April brings pet rocks to the makerspace


A collection of pet rocks dries in the makerspace. Photo by Kelly Bower.

Madison Mauro, Former Opinion Editor

Following the end of WWII, the baby boom pummeled the 50s and 60s. But in 1975, the nation saw another increase in population, the birth of pet rocks.

The Pet Rock, founded by Gary Dahl, a freelance copy editor, dominated every 1975 kids wish lists and now the Emmaus High School library. Selling at some of the most notable toy stores of the century including Toys¨R¨Us and Gimbels, the Pet Rock retailed for $4 each. Within a year, Dahl sold over 1.5 million pets. Regular guy by day and pet rock entrepreneur by night, Dahl walked away with a small pocket full of around $15 million entering the 1980s.

However, this April, there has been a resurrection of the infamous creatures at the Emmaus High School library’s newly debuted makerspace.

Librarian Kelly Bower, the mind behind the rock renaissance, dove into the origin behind the makerspace where the rocks currently reside. Last school year, Bower pursued an action research project on maker zones in the high school.

Bower was “investigating,” if any other regional high schools partook in the makerspace dynamic. The idea of maker zones being popularly implemented amongst primary and middle schools, as she suggested. While trying to figure out how to adapt some of activities that are done for younger students to the high school level, the makerspace was born.

This year, the physical makerspace is an extension of Bower’s research project from last year. Every month, she caters to a unique skill set. April’s skill set is? You guessed it. Rock painting.

An enthusiastic Bower then pulled a perfectly manicured binder seemingly out of thin air.

She delved graciously into her plans for next year, and the glow of her smile illuminated her various papers. She was flipping through pages of plans for past and future makerspace activities paired with pictures of craft-crazed students and staff. Throughout the year the makerspace has designated each month with a different activity catering to different interests, premiering September with the ever-popular educational gaming; October focused on kinesthetic and fine motor skills with construction/building; November dominated with puzzle making; December spotlighted paper manipulation, abetted by, what one could say “origami master” president of Origami club, Hikari Inaoka. Yarn art, knitting, crochet, and pen art/calligraphy were the focus of the winter months. In March, students engaged in the art of duct tape. In April the Pet rocks were born and May will finish off Bower’s portfolio with stamping and stenciling.

She is building this project to show Dr.
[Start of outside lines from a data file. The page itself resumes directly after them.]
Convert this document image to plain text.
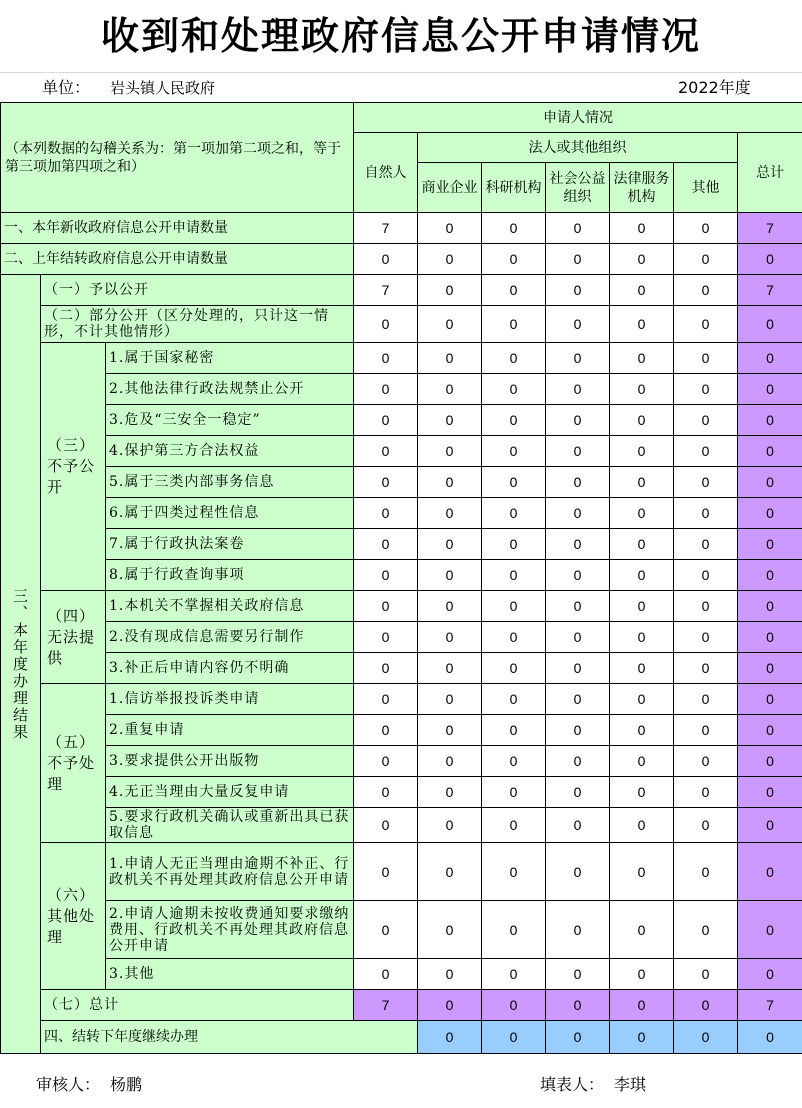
收到和处理政府信息公开申请情况
单位： 岩头镇人民政府	2022年度
（本列数据的勾稽关系为：第一项加第二项之和，等于第三项加第四项之和）			申请人情况							
			自然人	法人或其他组织					总计	
				商业企业	科研机构	社会公益组织	法律服务机构	其他		
一、本年新收政府信息公开申请数量			7	0	0	0	0	0	7	
二、上年结转政府信息公开申请数量			0	0	0	0	0	0	0	

三、本年度办理结果	（一）予以公开		7	0	0	0	0	0	7	

	（二）部分公开（区分处理的，只计这一情形，不计其他情形）		0	0	0	0	0	0	0	
	（三）不予公开	1.属于国家秘密	0	0	0	0	0	0	0	
		2.其他法律行政法规禁止公开	0	0	0	0	0	0	0	
		3.危及“三安全一稳定”	0	0	0	0	0	0	0	
		4.保护第三方合法权益	0	0	0	0	0	0	0	
		5.属于三类内部事务信息	0	0	0	0	0	0	0	
		6.属于四类过程性信息	0	0	0	0	0	0	0	
		7.属于行政执法案卷	0	0	0	0	0	0	0	
		8.属于行政查询事项	0	0	0	0	0	0	0	
	（四）无法提供	1.本机关不掌握相关政府信息	0	0	0	0	0	0	0	
		2.没有现成信息需要另行制作	0	0	0	0	0	0	0	
		3.补正后申请内容仍不明确	0	0	0	0	0	0	0	
	（五）不予处理	1.信访举报投诉类申请	0	0	0	0	0	0	0	
		2.重复申请	0	0	0	0	0	0	0	
		3.要求提供公开出版物	0	0	0	0	0	0	0	
		4.无正当理由大量反复申请	0	0	0	0	0	0	0	

		5.要求行政机关确认或重新出具已获取信息	0	0	0	0	0	0	0	
	（六）其他处理	1.申请人无正当理由逾期不补正、行政机关不再处理其政府信息公开申请	0	0	0	0	0	0	0	

		2.申请人逾期未按收费通知要求缴纳费用、行政机关不再处理其政府信息公开申请	0	0	0	0	0	0	0	
		3.其他	0	0	0	0	0	0	0	
	（七）总计		7	0	0	0	0	0	7	
	四、结转下年度继续办理			0	0	0	0	0	0	
审核人： 杨鹏	填表人： 李琪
Kate Kieres, EHS principal, that the portfolio is an option for observations, as well as a viable activity alternative for high school students.

“This is what I’m trying to prove to [Dr. Kieres], that it’s been very successful, that maybe we’ll get budgeted a little bit more for, this project is my proof,” Bower explains. “I want a project,” says Bower throwing her hands up in the air, “[and] kids want to see what’s next.”

Despite the success of February’s Valentine making session, the pet rocks have stolen the spotlight and continue to outshine this year’s previous crafts. The kickoff of the event was on April 2, and already, up to 95 students have contributed to the pet rock conception with more participants anticipated before the end of the month. Although painting a rock blue and slapping a mustache and googly eyes on it with some Elmer’s glue from the downstairs art room may seem insignificant, the creation is more than what first meets the eye.

The goal is to teach students while, at the same time, letting those who may not have a chance to be creative have a relaxing outlet to do so. And even throw in a quick historical lesson on Gary Dahl and his “pets” while you’re at it. It really is all in good fun. And the incentive behind the pet rocks couldn’t be anything more than pleasant. Making a pet rock is about, to both the community and the library staff, community building through pleasant and simple craft making.

“In 10 years when [students] are at their high school reunion they’re not going to go, ‘Oh my gosh, remember when we did Romeo and Juliet?’ Nobody’s gonna say that. What they’re gonna say is, ‘Do you remember when we met in the makerspace and we made those pet rocks?’” Bower said. “That’s what they’re going to remember. You remember the connections and the good feelings more than you remember the academics. So if I can do that, if [the staff] can do that here [at EHS], I’m a happy girl.”

The pet rock space will be available in the EHS library makerspace until April 30.